Other practitioners and researchers in the room said CAM techniques might be studied for their role in treating "sub-clinical" PTSD. Less intense symptoms might benefit from the gentler treatments associated with CAM.
Another idea was to explore CAM for problems outside of core PTSD symptoms—such as pain or sleeplessness—that might be getting in the way of patients' ability to engage in standard psychotherapy. "This is a clinically messy population," asserted Frances Stewart, MD, a psychiatrist at the National Naval Medical Center in Bethesda. "They don't walk through the door with just PTSD. Sometimes you can't address the core PTSD symptoms till you've dealt with some of the other issues." She said, also, that CAM could be a gateway for some patients into more conventional forms of treatment.
Much of the day's discussion focused on meditation, which is being taught by an increasing number of VA psychologists and other clinicians to their patients.

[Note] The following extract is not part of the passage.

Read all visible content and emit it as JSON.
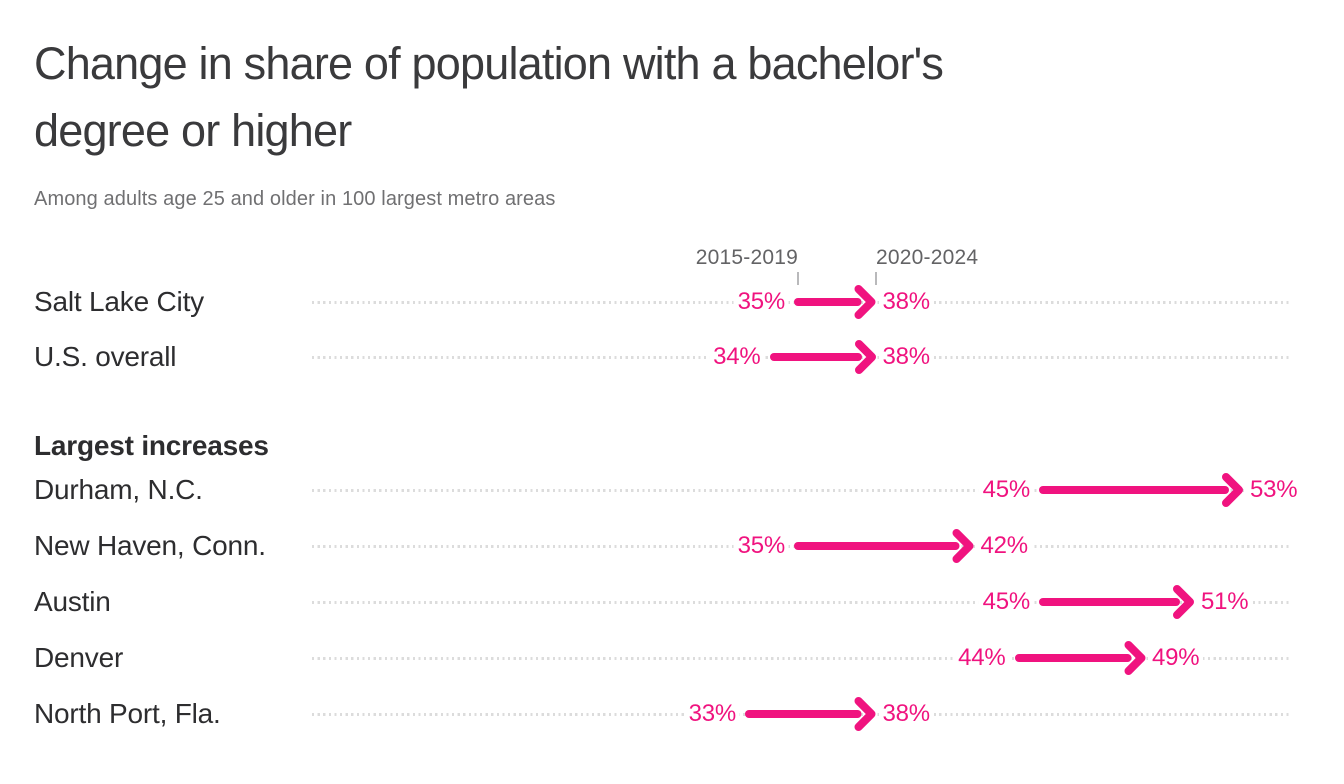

Earlier this year, VA issued a call for research proposals specifically on meditation to treat PTSD, and proposals are now under review. The agency hopes to support up to three clinical trials, lasting up to two years.
Considering the broader range of CAM therapies, and even within the arena of meditation itself, Killen of NCCAM stressed the need to distinguish one modality from another, and to carefully weigh the unique pros and cons of each. He said doing otherwise would be akin to studying "surgery" in general, and not any particular type of operation.
Schnurr concurred. By way of example, she said that while 80 VA sites may be providing "mindfulness" meditation, even that sub-category of meditation could include dozens of variations on the theme. "We need standardization," she emphasized. "That should be a priority."